UCSD fencing team sends four to Junior Olympics

    The UCSD fencing team sent four of its brightest young stars to the Junior Olympics in Arlington, Texas, to compete against the top talent in the United States from Feb. 18 through Feb. 21.

    Freshmen Chelsea Ambort, Jason Runyan and Laurel Yianilos and sophomore Ashok Pathi all competed in the junior division, which was filled with competitors age 19 and under. While the majority of the fencers at the tournament were high school or young college students, some of the competitors were as young as 14. Ambort competed in women’s epée, Pathi and Runyan in men’s sabre and Yianilos in women’s foil.

    The tournament was split into two rounds: pool play and direct elimination. In pool play, fencers were assigned to pools of six or seven fencers, and fencers competed in round-robin, first-to-five-point bouts. After this first round, 20 percent of the competitors were weeded out, and the remaining 80 percent competed in first-to-15-point direct elimination bouts until a champion remained.

    “Tournaments like the Junior Olympics are different,” Ambort said. “The competition is so cutthroat, because people are fighting for these spots on the Junior World team, and the competitors are young and hungry.”

    Runyan, who made his second appearance at the Junior Olympics, finished 62nd out of 158 competitors. He finished 2-3 in pool play, then managed to win his first direct elimination bout 15-8 before falling in his second, missing out on the round of 32, 9-15. Runyan has another year of eligibility in Junior Olympic competition.

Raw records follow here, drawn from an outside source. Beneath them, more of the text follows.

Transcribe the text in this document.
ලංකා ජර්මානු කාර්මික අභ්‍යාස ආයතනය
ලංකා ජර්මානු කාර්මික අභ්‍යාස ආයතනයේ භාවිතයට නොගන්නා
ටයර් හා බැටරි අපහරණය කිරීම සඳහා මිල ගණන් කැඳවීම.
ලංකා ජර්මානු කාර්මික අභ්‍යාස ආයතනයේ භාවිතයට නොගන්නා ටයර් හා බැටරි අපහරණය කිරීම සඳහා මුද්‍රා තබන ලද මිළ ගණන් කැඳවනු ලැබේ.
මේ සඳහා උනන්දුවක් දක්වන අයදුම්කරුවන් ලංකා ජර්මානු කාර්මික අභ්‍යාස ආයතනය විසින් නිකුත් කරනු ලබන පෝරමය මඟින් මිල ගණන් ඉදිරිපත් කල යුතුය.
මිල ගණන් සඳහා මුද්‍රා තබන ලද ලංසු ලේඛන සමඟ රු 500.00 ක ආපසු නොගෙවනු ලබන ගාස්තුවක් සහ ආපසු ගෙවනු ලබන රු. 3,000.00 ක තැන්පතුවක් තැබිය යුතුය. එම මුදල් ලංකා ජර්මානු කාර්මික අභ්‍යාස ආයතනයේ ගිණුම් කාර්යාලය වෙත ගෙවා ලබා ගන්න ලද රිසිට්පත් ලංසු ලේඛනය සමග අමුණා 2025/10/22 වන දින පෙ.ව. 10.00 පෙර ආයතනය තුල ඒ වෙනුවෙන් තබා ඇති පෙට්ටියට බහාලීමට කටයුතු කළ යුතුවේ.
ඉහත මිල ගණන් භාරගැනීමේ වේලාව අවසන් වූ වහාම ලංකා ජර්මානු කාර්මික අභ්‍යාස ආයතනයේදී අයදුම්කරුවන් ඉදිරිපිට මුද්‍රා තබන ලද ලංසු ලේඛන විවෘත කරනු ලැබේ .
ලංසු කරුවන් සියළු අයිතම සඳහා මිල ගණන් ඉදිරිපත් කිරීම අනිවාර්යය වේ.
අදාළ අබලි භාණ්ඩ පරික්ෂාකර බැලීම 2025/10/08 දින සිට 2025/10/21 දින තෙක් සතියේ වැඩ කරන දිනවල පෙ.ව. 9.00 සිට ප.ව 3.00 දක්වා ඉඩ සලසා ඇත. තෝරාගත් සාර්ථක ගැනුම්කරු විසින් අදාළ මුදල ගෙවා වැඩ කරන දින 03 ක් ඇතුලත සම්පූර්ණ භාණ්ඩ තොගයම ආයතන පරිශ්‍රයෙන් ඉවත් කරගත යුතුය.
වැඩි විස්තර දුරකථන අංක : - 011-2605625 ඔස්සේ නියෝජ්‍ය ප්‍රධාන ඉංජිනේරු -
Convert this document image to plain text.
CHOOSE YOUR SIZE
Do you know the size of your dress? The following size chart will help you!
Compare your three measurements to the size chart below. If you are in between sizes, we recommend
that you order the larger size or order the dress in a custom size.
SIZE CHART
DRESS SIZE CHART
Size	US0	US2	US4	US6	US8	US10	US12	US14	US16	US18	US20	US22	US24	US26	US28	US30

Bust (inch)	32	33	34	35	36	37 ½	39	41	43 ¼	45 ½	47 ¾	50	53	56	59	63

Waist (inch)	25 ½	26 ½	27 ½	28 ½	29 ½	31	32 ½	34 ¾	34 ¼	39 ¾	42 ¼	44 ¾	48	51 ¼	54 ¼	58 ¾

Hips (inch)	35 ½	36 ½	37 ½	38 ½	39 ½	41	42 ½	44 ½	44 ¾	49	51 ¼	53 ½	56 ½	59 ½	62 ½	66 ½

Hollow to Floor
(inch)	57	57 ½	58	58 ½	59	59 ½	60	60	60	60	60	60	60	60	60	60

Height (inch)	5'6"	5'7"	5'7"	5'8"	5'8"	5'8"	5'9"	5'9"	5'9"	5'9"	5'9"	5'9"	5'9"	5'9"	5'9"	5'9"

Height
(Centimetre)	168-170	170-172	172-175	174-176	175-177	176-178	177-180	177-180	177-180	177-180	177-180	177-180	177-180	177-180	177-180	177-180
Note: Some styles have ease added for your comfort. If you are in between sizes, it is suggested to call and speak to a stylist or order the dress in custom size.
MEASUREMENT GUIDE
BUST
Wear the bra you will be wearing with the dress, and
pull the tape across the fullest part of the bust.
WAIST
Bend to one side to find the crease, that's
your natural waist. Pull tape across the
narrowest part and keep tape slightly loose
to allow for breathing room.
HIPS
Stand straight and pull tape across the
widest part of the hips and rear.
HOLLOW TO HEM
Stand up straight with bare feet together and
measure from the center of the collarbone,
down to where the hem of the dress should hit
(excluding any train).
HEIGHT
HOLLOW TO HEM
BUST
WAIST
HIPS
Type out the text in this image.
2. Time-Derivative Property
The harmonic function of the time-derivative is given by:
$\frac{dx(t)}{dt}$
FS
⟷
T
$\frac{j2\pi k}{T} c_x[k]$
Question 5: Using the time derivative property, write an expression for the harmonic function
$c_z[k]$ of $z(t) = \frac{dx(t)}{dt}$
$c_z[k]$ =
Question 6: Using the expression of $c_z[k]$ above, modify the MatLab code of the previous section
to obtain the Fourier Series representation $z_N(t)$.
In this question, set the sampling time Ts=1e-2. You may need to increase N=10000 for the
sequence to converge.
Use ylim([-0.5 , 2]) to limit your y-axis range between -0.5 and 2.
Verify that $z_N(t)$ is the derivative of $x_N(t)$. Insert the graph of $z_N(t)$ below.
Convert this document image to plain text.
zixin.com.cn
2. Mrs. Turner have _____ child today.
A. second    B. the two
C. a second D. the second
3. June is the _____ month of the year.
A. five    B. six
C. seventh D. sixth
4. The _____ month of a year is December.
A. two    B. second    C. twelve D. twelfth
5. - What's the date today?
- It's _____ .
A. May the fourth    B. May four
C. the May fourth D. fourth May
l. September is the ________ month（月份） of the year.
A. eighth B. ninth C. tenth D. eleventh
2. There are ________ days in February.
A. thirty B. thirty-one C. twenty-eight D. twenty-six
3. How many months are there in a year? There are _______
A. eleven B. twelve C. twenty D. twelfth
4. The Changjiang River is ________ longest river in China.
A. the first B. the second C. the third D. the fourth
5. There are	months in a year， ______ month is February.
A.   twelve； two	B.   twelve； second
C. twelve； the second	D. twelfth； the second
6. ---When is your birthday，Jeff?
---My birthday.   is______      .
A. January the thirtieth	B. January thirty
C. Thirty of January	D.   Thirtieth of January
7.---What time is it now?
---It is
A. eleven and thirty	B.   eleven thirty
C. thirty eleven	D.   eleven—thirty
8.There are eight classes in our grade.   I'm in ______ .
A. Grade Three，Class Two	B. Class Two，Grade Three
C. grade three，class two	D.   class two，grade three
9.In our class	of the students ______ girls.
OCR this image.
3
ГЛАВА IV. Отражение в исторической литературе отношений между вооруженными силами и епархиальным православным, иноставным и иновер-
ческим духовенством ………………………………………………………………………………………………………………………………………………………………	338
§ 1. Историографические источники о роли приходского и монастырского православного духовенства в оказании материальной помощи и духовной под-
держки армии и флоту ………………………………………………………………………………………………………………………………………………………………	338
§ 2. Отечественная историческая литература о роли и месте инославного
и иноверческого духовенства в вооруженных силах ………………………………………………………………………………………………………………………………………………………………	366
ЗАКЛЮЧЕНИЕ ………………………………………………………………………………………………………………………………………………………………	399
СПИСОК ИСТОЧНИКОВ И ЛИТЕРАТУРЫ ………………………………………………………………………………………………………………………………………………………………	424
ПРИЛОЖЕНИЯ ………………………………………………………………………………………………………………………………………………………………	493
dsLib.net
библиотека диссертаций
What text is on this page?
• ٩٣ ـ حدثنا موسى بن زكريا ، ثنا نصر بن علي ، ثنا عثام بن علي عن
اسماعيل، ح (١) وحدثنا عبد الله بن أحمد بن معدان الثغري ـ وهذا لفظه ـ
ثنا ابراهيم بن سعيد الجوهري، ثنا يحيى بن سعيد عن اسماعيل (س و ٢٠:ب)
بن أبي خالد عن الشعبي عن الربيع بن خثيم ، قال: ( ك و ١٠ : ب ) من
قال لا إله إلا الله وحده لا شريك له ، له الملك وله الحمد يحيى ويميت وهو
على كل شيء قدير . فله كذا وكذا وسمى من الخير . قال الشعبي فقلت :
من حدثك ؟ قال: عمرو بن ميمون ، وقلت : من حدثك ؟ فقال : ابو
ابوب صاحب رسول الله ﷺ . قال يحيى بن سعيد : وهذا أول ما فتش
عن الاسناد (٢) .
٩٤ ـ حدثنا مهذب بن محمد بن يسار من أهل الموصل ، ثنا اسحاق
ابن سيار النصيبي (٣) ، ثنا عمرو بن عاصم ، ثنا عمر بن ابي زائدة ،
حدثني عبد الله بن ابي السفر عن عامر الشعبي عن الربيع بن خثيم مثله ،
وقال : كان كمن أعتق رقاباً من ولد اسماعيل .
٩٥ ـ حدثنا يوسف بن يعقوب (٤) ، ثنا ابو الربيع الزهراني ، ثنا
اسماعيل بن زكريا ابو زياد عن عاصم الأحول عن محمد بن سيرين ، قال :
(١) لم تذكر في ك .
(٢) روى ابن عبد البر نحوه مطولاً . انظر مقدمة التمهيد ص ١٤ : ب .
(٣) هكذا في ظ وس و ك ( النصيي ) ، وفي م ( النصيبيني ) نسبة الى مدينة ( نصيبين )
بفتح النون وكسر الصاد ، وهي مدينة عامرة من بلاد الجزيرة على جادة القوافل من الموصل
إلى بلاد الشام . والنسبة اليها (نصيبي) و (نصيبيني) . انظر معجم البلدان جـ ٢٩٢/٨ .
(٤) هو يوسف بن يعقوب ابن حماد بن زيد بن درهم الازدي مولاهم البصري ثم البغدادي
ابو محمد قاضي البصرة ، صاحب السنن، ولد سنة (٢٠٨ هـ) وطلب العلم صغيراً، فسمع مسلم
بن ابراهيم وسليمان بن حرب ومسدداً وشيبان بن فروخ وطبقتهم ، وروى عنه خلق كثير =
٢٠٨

    “I was hoping to do better in pool play,” Jason Runyan said. “By not performing a little better, I made my matchups in direct elimination rounds a lot more difficult. The competition here is a lot stronger. Because of the stakes, a lot of people want to go. You get a lot of people and a lot of variety. All in all, you get the best fencers around.”

    Pathi finished 2-4 in pool play, just missing the cut to make direct elimination, and finished 141st overall in his final year of eligibility.

    “In my three years at the Junior Olympics, this was the most fun I’ve had,” Pathi said. “I knew the competition would be tough, because everybody there has to qualify out of their divisions, not just anybody can go. So I just went in hoping to make the best of it, have fun and learn a few things.”

    Ambort took 84th in a field of 159. After going 3-2 in pool play, she entered the first round of direct elimination, the round of 128 competitors. Ambort, a veteran of the Junior Olympics in her final year of eligibility, fell in a heartbreaker, 14-15.

    “I’m disappointed I didn’t do better, because I was hoping my experience would give me an advantage against the younger girls,” Ambort said. “It’s kind of interesting though, that I used to be the young girl going out and upsetting the older girls, and now the roles have changed. I just wish I could have done better for the school’s sake.”

    Yianilos, in her second year at the Junior Olympics, went an even 3-3 in pool play, good for a spot in direct elimination and a bye in the first round. However, in Yianilos’ first direct elimination bout in the round of 64, she went down, ending her tournament.

    “After not making it to the direct elimination round last year, my goal was to not only make it there this year, but to make it to the second round,” she said. “I achieved that, and can go back next year to get even further.”

    Assistant coach Josh Runyan was optimistic about what the UCSD fencers gained at the meet.

    “After a really strong showing at the North American Cup in January, we were hoping our fencers would perform a bit better at the Junior Olympics, but we are mostly just glad that our fencers went and gained some valuable experience,” assistant coach Josh Runyan said.

    Ambort affirms that the tournament was a learning experience.

    “Every tournament I go to, I try and take something from it, win or lose,” she said. “It’s always interesting to learn new things, in terms of tactical strategy and preparation refinement. Also, because you’re fencing against people you’ve never met before — and you have no idea what to expect — it really helps you prepare [for] similar experiences in the future.”

    Runyan, Pathi, Ambort and Yianilos will join the rest of their teammates on Feb. 26 in Irvine to compete in the team’s final conference meet of the year. The men’s squad, currently undefeated at 8-0, hopes to sweep the field against UC Irvine, UCLA, University of Southern California and UC Santa Barbara to complete their perfect season and win the conference. The women, currently at 7-1 and tied with Cal State Fullerton for first in the league, hope to sweep the field as well. The women currently hold a slim lead over Cal State Fullerton in the tiebreaker for first place.

    Next will be the Western Regionals on March 5. The Tritons will get their shot at individual glory, fighting for the right to represent the division at the NCAA Championships held from March 17 to March 20.